Zobaczymy co odpowie CERN czy wzieli pod uwage blad w synchronizacji z satelitami.
Efekt soczewkowania to jedno a ciemna materia wypelniajaca przestrzen to drugie (zaginanie promieni swietlnych wcale nie musi powodowac ciemna materia, chodz to zjawisko jest uznawane za jeden z mocnych dowodow na istnienie czegos takiego jak ciemna materia - taki paradoks) . Jesli by nie byla tym o czym pisalem, to jak wyjasnisz efekt oddalania sie od siebie galaktyk? albo oddzialywanie czegos na obloki gazow, gdzie nic nie powinno na nie dzialac? Z czarna materia jest jak z telepatia, wiemy, ze istnieje, ale jeszcze o tym nie mamy zadnej wiedzy jak to dziala i skad sie bierze.
@LordJuve: jestes katolikiem tak? to teraz ci cos powiem 90% ludzi wyznajacych wiare chrzescijanska nie maja zielonego pojecia o historii swojego kosciola, a 10% to zaslepieni socjopaci i idioci, nie posiadajacy za grosz rozumu by wyciagnac z tego wnioski lub jakiekolwiek przemyslenia, ze cos tu jest nie tak.
Zobaczymy co odpowie CERN czy wzieli pod uwage blad w synchronizacji z satelitami.

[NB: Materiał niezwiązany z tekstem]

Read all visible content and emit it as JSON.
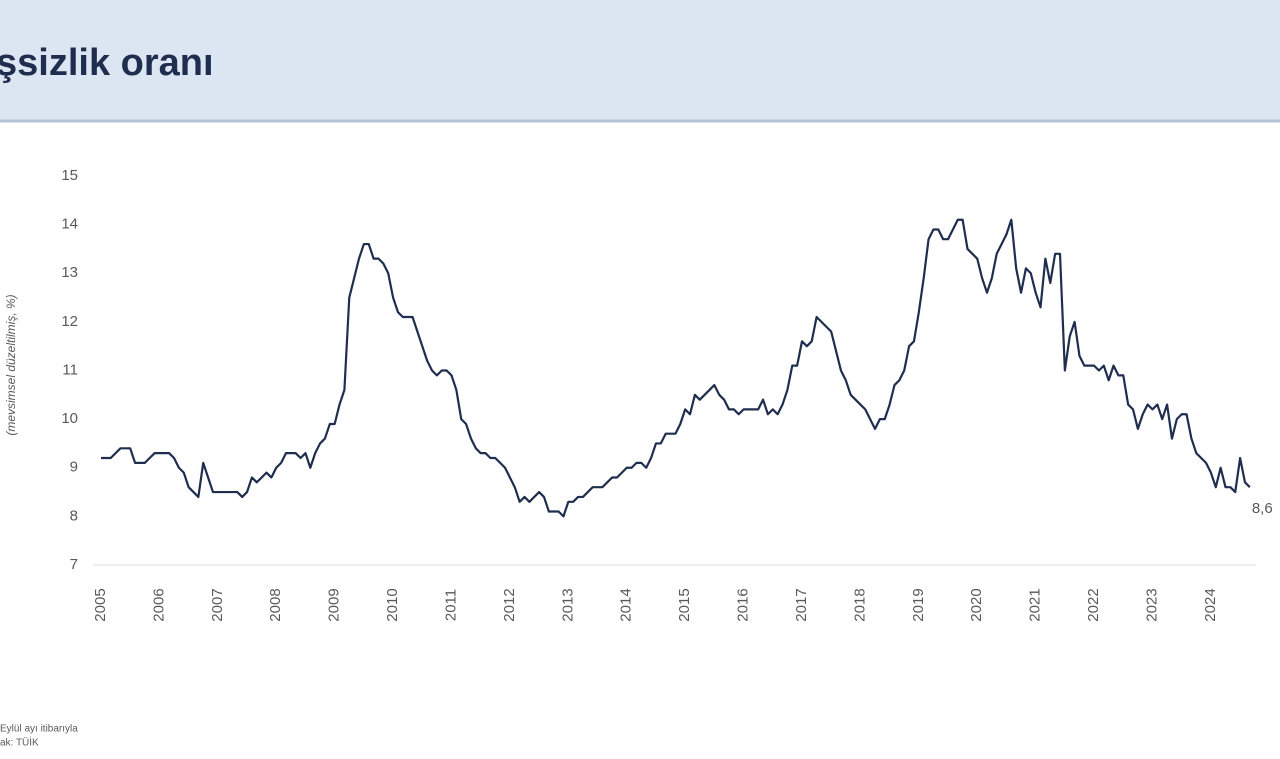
{
  "chart_data": {
    "type": "line",
    "title": "şsizlik oranı",
    "y_label": "(mevsimsel düzeltilmiş, %)",
    "notes": [
      "Eylül ayı itibarıyla",
      "ak: TÜİK"
    ],
    "color": "#1f2d4e",
    "ylim": [
      7,
      15
    ],
    "yticks": [
      7,
      8,
      9,
      10,
      11,
      12,
      13,
      14,
      15
    ],
    "grid": false,
    "categories": [
      "2005",
      null,
      null,
      null,
      null,
      null,
      null,
      null,
      null,
      null,
      null,
      null,
      "2006",
      null,
      null,
      null,
      null,
      null,
      null,
      null,
      null,
      null,
      null,
      null,
      "2007",
      null,
      null,
      null,
      null,
      null,
      null,
      null,
      null,
      null,
      null,
      null,
      "2008",
      null,
      null,
      null,
      null,
      null,
      null,
      null,
      null,
      null,
      null,
      null,
      "2009",
      null,
      null,
      null,
      null,
      null,
      null,
      null,
      null,
      null,
      null,
      null,
      "2010",
      null,
      null,
      null,
      null,
      null,
      null,
      null,
      null,
      null,
      null,
      null,
      "2011",
      null,
      null,
      null,
      null,
      null,
      null,
      null,
      null,
      null,
      null,
      null,
      "2012",
      null,
      null,
      null,
      null,
      null,
      null,
      null,
      null,
      null,
      null,
      null,
      "2013",
      null,
      null,
      null,
      null,
      null,
      null,
      null,
      null,
      null,
      null,
      null,
      "2014",
      null,
      null,
      null,
      null,
      null,
      null,
      null,
      null,
      null,
      null,
      null,
      "2015",
      null,
      null,
      null,
      null,
      null,
      null,
      null,
      null,
      null,
      null,
      null,
      "2016",
      null,
      null,
      null,
      null,
      null,
      null,
      null,
      null,
      null,
      null,
      null,
      "2017",
      null,
      null,
      null,
      null,
      null,
      null,
      null,
      null,
      null,
      null,
      null,
      "2018",
      null,
      null,
      null,
      null,
      null,
      null,
      null,
      null,
      null,
      null,
      null,
      "2019",
      null,
      null,
      null,
      null,
      null,
      null,
      null,
      null,
      null,
      null,
      null,
      "2020",
      null,
      null,
      null,
      null,
      null,
      null,
      null,
      null,
      null,
      null,
      null,
      "2021",
      null,
      null,
      null,
      null,
      null,
      null,
      null,
      null,
      null,
      null,
      null,
      "2022",
      null,
      null,
      null,
      null,
      null,
      null,
      null,
      null,
      null,
      null,
      null,
      "2023",
      null,
      null,
      null,
      null,
      null,
      null,
      null,
      null,
      null,
      null,
      null,
      "2024",
      null,
      null,
      null,
      null,
      null,
      null,
      null,
      null
    ],
    "values": [
      9.2,
      9.2,
      9.2,
      9.3,
      9.4,
      9.4,
      9.4,
      9.1,
      9.1,
      9.1,
      9.2,
      9.3,
      9.3,
      9.3,
      9.3,
      9.2,
      9.0,
      8.9,
      8.6,
      8.5,
      8.4,
      9.1,
      8.8,
      8.5,
      8.5,
      8.5,
      8.5,
      8.5,
      8.5,
      8.4,
      8.5,
      8.8,
      8.7,
      8.8,
      8.9,
      8.8,
      9.0,
      9.1,
      9.3,
      9.3,
      9.3,
      9.2,
      9.3,
      9.0,
      9.3,
      9.5,
      9.6,
      9.9,
      9.9,
      10.3,
      10.6,
      12.5,
      12.9,
      13.3,
      13.6,
      13.6,
      13.3,
      13.3,
      13.2,
      13.0,
      12.5,
      12.2,
      12.1,
      12.1,
      12.1,
      11.8,
      11.5,
      11.2,
      11.0,
      10.9,
      11.0,
      11.0,
      10.9,
      10.6,
      10.0,
      9.9,
      9.6,
      9.4,
      9.3,
      9.3,
      9.2,
      9.2,
      9.1,
      9.0,
      8.8,
      8.6,
      8.3,
      8.4,
      8.3,
      8.4,
      8.5,
      8.4,
      8.1,
      8.1,
      8.1,
      8.0,
      8.3,
      8.3,
      8.4,
      8.4,
      8.5,
      8.6,
      8.6,
      8.6,
      8.7,
      8.8,
      8.8,
      8.9,
      9.0,
      9.0,
      9.1,
      9.1,
      9.0,
      9.2,
      9.5,
      9.5,
      9.7,
      9.7,
      9.7,
      9.9,
      10.2,
      10.1,
      10.5,
      10.4,
      10.5,
      10.6,
      10.7,
      10.5,
      10.4,
      10.2,
      10.2,
      10.1,
      10.2,
      10.2,
      10.2,
      10.2,
      10.4,
      10.1,
      10.2,
      10.1,
      10.3,
      10.6,
      11.1,
      11.1,
      11.6,
      11.5,
      11.6,
      12.1,
      12.0,
      11.9,
      11.8,
      11.4,
      11.0,
      10.8,
      10.5,
      10.4,
      10.3,
      10.2,
      10.0,
      9.8,
      10.0,
      10.0,
      10.3,
      10.7,
      10.8,
      11.0,
      11.5,
      11.6,
      12.2,
      12.9,
      13.7,
      13.9,
      13.9,
      13.7,
      13.7,
      13.9,
      14.1,
      14.1,
      13.5,
      13.4,
      13.3,
      12.9,
      12.6,
      12.9,
      13.4,
      13.6,
      13.8,
      14.1,
      13.1,
      12.6,
      13.1,
      13.0,
      12.6,
      12.3,
      13.3,
      12.8,
      13.4,
      13.4,
      11.0,
      11.7,
      12.0,
      11.3,
      11.1,
      11.1,
      11.1,
      11.0,
      11.1,
      10.8,
      11.1,
      10.9,
      10.9,
      10.3,
      10.2,
      9.8,
      10.1,
      10.3,
      10.2,
      10.3,
      10.0,
      10.3,
      9.6,
      10.0,
      10.1,
      10.1,
      9.6,
      9.3,
      9.2,
      9.1,
      8.9,
      8.6,
      9.0,
      8.6,
      8.6,
      8.5,
      9.2,
      8.7,
      8.6
    ],
    "value_labels": [
      null,
      null,
      null,
      null,
      null,
      null,
      null,
      null,
      null,
      null,
      null,
      null,
      null,
      null,
      null,
      null,
      null,
      null,
      null,
      null,
      null,
      null,
      null,
      null,
      null,
      null,
      null,
      null,
      null,
      null,
      null,
      null,
      null,
      null,
      null,
      null,
      null,
      null,
      null,
      null,
      null,
      null,
      null,
      null,
      null,
      null,
      null,
      null,
      null,
      null,
      null,
      null,
      null,
      null,
      null,
      null,
      null,
      null,
      null,
      null,
      null,
      null,
      null,
      null,
      null,
      null,
      null,
      null,
      null,
      null,
      null,
      null,
      null,
      null,
      null,
      null,
      null,
      null,
      null,
      null,
      null,
      null,
      null,
      null,
      null,
      null,
      null,
      null,
      null,
      null,
      null,
      null,
      null,
      null,
      null,
      null,
      null,
      null,
      null,
      null,
      null,
      null,
      null,
      null,
      null,
      null,
      null,
      null,
      null,
      null,
      null,
      null,
      null,
      null,
      null,
      null,
      null,
      null,
      null,
      null,
      null,
      null,
      null,
      null,
      null,
      null,
      null,
      null,
      null,
      null,
      null,
      null,
      null,
      null,
      null,
      null,
      null,
      null,
      null,
      null,
      null,
      null,
      null,
      null,
      null,
      null,
      null,
      null,
      null,
      null,
      null,
      null,
      null,
      null,
      null,
      null,
      null,
      null,
      null,
      null,
      null,
      null,
      null,
      null,
      null,
      null,
      null,
      null,
      null,
      null,
      null,
      null,
      null,
      null,
      null,
      null,
      null,
      null,
      null,
      null,
      null,
      null,
      null,
      null,
      null,
      null,
      null,
      null,
      null,
      null,
      null,
      null,
      null,
      null,
      null,
      null,
      null,
      null,
      null,
      null,
      null,
      null,
      null,
      null,
      null,
      null,
      null,
      null,
      null,
      null,
      null,
      null,
      null,
      null,
      null,
      null,
      null,
      null,
      null,
      null,
      null,
      null,
      null,
      null,
      null,
      null,
      null,
      null,
      null,
      null,
      null,
      null,
      null,
      null,
      null,
      null,
      "8,6"
    ]
  }
}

Ja nie twierdzę, iż ciemnej materii nie ma, twierdzę, iż nie jest tym, o czym pisałeś, czyli nie wypełnia całej próżni. Może natomiast tworzyć skupiska, które powodują efekt soczewkowania. Nie jest również problemem rozszerzanie się kosmosu, a przyspieszenie z jakim ono następuje.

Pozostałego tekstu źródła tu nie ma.